The conflicts committee (the “Conflicts Committee”) of the board of directors of the General Partner (the “GP Board”) consisting solely of individuals that satisfied the independence and other requirements for membership on the Conflicts Committee that are set forth in the Partnership Agreement, at a meeting duly called and held on July 25, 2022, unanimously (i) determined that the Merger Agreement and the transactions contemplated thereby, including the Merger, are in the best interests of the Partnership, including the Public Unitholders, (ii) approved the Merger Agreement and the transactions contemplated thereby, including the Merger (the foregoing constituting “Special Approval” for all purposes of the Partnership Agreement, including Section 7.10(a) thereof), (iii) recommended that the GP Board approve the Merger Agreement and the transactions contemplated thereby, including the Merger on the terms and subject to the conditions set forth in the Merger Agreement, and (iv) recommended that the GP Board (A) direct that the Merger Agreement and the transactions contemplated thereby, including the Merger be submitted to a vote of the limited partners of the Partnership (the “Limited Partners”) for approval pursuant to Section 14.3 of the Partnership Agreement and (B) authorize the Limited Partners to act by written consent pursuant to Section 13.11 of the Partnership Agreement.

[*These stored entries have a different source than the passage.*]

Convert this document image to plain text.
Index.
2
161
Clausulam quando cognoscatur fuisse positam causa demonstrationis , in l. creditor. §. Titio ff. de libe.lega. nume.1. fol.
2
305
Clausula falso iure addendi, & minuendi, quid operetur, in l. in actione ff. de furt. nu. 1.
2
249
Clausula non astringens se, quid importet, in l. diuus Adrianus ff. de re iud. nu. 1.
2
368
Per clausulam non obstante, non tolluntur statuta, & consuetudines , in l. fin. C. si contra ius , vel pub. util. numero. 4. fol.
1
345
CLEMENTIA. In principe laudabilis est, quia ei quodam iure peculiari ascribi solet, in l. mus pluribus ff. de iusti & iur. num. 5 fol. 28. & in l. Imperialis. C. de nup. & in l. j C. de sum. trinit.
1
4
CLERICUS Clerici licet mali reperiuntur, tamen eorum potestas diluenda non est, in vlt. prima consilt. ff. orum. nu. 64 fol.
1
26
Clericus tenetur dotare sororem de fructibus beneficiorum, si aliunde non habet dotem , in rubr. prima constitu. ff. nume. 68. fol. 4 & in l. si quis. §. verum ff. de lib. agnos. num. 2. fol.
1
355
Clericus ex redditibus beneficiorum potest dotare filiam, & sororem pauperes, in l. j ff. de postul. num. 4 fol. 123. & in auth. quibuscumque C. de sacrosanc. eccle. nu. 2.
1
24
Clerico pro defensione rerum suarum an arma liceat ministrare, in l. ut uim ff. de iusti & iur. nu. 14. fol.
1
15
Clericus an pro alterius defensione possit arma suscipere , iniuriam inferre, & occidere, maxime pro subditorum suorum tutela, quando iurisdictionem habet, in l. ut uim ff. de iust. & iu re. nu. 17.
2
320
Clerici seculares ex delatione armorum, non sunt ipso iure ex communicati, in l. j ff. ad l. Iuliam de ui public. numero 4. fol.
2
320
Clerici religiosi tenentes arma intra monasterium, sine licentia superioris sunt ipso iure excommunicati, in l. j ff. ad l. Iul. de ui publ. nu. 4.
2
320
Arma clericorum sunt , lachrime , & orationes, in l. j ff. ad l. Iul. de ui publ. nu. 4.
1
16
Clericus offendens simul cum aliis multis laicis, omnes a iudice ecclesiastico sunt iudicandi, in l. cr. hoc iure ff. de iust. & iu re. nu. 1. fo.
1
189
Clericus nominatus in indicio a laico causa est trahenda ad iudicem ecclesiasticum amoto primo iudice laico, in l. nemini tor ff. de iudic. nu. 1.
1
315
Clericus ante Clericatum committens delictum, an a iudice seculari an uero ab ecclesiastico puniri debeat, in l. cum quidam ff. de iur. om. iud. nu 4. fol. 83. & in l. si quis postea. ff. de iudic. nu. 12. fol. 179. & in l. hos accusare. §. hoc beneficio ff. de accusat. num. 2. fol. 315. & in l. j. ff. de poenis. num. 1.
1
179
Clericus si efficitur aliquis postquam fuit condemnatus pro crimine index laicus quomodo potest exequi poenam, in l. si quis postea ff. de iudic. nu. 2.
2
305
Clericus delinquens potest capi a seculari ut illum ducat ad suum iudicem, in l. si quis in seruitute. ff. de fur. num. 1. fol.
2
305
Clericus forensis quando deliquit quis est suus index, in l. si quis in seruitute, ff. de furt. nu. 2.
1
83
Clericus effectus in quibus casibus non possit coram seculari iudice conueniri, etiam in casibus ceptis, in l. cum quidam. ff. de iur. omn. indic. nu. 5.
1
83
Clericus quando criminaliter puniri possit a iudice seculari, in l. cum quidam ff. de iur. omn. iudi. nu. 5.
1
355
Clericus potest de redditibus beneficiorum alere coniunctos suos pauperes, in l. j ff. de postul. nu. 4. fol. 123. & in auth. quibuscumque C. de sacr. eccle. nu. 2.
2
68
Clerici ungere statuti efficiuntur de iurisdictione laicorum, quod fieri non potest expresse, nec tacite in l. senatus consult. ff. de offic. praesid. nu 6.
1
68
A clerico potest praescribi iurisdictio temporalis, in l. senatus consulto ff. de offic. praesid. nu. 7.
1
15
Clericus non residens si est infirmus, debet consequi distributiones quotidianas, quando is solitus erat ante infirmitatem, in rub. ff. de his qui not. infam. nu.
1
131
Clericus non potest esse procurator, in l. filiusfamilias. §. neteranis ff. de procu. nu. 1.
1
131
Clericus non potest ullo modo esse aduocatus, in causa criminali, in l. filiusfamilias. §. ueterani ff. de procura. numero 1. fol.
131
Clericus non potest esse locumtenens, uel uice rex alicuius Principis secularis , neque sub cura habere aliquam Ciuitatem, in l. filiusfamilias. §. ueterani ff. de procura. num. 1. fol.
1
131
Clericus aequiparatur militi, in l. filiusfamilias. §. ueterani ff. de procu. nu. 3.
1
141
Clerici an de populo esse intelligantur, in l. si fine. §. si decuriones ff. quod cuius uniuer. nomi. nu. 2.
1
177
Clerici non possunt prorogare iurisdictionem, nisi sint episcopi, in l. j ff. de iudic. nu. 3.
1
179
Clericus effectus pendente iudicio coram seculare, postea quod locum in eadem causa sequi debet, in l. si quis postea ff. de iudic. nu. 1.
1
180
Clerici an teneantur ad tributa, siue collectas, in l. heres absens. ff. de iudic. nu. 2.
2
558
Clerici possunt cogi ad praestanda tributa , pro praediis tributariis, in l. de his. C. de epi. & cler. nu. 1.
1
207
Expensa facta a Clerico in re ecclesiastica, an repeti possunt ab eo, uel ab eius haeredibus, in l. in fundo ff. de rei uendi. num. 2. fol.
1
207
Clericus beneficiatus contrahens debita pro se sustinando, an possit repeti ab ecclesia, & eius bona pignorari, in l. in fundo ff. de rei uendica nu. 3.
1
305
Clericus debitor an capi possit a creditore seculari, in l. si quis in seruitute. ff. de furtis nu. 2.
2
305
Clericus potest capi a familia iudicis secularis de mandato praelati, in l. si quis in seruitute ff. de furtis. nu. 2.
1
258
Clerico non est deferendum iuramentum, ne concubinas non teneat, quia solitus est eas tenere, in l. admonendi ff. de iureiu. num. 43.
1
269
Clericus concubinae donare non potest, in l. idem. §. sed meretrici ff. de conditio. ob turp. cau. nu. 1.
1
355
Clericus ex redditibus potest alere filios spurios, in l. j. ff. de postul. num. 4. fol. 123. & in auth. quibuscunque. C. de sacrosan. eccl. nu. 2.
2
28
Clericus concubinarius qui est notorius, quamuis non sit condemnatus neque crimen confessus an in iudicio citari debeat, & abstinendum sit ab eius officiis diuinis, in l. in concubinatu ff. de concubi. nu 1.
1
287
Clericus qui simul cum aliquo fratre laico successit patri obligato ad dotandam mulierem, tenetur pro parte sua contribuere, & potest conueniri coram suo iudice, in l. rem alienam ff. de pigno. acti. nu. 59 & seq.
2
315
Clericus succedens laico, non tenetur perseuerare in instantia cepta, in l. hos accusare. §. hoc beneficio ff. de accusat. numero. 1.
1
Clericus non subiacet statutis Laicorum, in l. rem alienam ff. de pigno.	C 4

Following the receipt of the recommendation of the Conflicts Committee (and the approval of the General Partner’s sole member), at a meeting duly called and held on July 25, 2022, the GP Board unanimously (a) determined that the Merger Agreement and the transactions contemplated thereby, including the Merger, are (1) fair and reasonable to the Public Unitholders and (2) in the best interests of the Partnership, including the Public Unitholders, (b) approved the Merger Agreement and the transactions contemplated thereby, including the Merger, (c) approved the execution, delivery and performance of the Merger Agreement and the transactions contemplated thereby, including the Merger, and (d) directed that the Merger Agreement and the transactions contemplated thereby, including the Merger, be submitted to a vote of the Limited Partners for approval pursuant to Section 14.3 of the Partnership Agreement, recommended approval of the Merger Agreement and the transactions contemplated thereby, including the Merger, by the Limited Partners and authorized the Limited Partners to act by written consent pursuant to Section 13.11 of the Partnership Agreement.
Concurrently with the execution of the Merger Agreement, Parent caused Holdings, which owns beneficially and of record 269,457,304 Common Units and 50,782,904 Preferred Units, collectively representing approximately 72% of the voting power of Partnership’s outstanding limited partner interests as of July 25, 2022, to deliver a written consent (the “Written Consent”) approving the Merger Agreement and the transactions contemplated thereby, including the Merger. Under the applicable provisions of the Partnership Agreement, the approval of the Merger Agreement required the approval of a “Unit Majority,” which means at least a majority of the outstanding Common Units and outstanding Preferred Units, with such Preferred Units to be treated as Common Units on an “as if” converted basis, voting together as a single class. The delivery of the Written Consent was sufficient to approve the Merger Agreement and the transactions contemplated thereby, including the Merger, on behalf of the Limited Partners. As a result, the Partnership did not solicit Public Unitholder approval of the Merger Agreement or the transactions contemplated thereby, including the Merger. Further, the Partnership did not call a meeting of the Limited Partners for purposes of voting on the approval of the Merger Agreement or the Merger.
Completion of the Merger was subject to satisfaction or waiver of certain customary conditions.